Overview of Topics

  • Visualization – What is the way forward?
  • Possibilities and limits of the combustion analysis
  • RDE requirements made on combustion diagnostics
  • Emission prevention already in the combustion chamber
  • Simulation in practice and in the future
  • How do I measure correctly?

Ladies and Gentlemen,
in the period between the symposiums the question arises whether examination, analysis and optimization of a combustion engine are still worth holding a particular conference?

I think it is good to ask this ourselves again and again.

Because you always show us with your contributions and your interest that the understanding of these processes is a core competence of engine manufacturers and suppliers. It is the dominant energy conversion process that not only determines engine efficiency significantly but also defines which exhaust gas components the “chemical factory afterwards” has to manage.

Nowadays nobody is talking any longer about the near end of the combustion engine. Everybody knows that there will be a period of duality between electric and combustion engine in that each engine will develop itself and will find its “niche”. All this will not only be determined and driven by purely rational technical solutions but also the legislature intervenes into this market development. For this reason, Real Driving Conditions (as emissions are a result of the same) and friction reduction as a means of CO2 reduction are two main topics. Nevertheless, no one can predict the actual development of the markets and how customers really will (re)act.

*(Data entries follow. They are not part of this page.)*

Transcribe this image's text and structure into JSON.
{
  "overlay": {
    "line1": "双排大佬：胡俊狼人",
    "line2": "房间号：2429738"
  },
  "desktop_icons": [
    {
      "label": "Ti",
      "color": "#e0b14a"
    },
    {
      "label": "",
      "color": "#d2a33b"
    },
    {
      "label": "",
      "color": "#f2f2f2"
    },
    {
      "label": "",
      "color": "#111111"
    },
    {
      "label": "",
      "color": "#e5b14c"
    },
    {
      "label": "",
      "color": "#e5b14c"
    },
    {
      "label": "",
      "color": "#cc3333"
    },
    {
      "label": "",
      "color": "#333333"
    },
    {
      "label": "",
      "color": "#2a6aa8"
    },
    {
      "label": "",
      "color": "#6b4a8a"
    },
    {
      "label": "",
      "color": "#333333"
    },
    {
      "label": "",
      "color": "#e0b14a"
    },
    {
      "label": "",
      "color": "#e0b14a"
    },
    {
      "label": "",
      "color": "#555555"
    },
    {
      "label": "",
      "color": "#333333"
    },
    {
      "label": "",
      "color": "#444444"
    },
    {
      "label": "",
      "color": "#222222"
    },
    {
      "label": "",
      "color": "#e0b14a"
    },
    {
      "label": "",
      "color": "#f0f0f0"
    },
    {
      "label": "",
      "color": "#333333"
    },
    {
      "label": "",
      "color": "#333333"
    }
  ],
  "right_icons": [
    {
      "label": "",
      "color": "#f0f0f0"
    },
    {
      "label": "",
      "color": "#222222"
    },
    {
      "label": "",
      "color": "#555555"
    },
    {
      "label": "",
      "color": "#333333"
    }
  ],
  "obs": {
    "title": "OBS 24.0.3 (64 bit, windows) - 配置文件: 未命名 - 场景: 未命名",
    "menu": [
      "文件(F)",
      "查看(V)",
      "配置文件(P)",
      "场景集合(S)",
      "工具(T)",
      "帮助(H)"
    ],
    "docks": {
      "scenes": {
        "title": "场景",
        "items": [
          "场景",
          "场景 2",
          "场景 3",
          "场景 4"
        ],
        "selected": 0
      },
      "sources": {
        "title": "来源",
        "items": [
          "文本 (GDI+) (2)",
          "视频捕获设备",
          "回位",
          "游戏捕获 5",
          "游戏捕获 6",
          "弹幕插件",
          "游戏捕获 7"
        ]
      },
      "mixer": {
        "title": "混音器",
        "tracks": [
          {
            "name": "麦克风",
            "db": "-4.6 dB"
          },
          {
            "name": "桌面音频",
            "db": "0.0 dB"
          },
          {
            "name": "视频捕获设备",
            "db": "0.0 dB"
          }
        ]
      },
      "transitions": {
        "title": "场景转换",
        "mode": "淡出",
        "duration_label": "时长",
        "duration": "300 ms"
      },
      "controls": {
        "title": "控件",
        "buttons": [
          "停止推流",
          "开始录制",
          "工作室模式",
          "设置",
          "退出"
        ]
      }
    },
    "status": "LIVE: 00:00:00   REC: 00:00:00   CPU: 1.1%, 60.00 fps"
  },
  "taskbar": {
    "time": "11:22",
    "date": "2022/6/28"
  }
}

Besides the development of the "optimum" internal combustion engines, the symposium is dedicated to methods and rapid measurement techniques that are necessary to that end. The measurement and analysis will be often completed by virtual sensors – these can be real pictures – and/or simulated signals which can be pictures as well. Capturing all important signals simultaneously and correctly as well as analyzing them efficiently and properly, is still a challenge for today’s engine developers. This is true both for individual subsystems as well as for the entire driveline system. In the latter case it is also important to understand the "cross effects" between the subsystems.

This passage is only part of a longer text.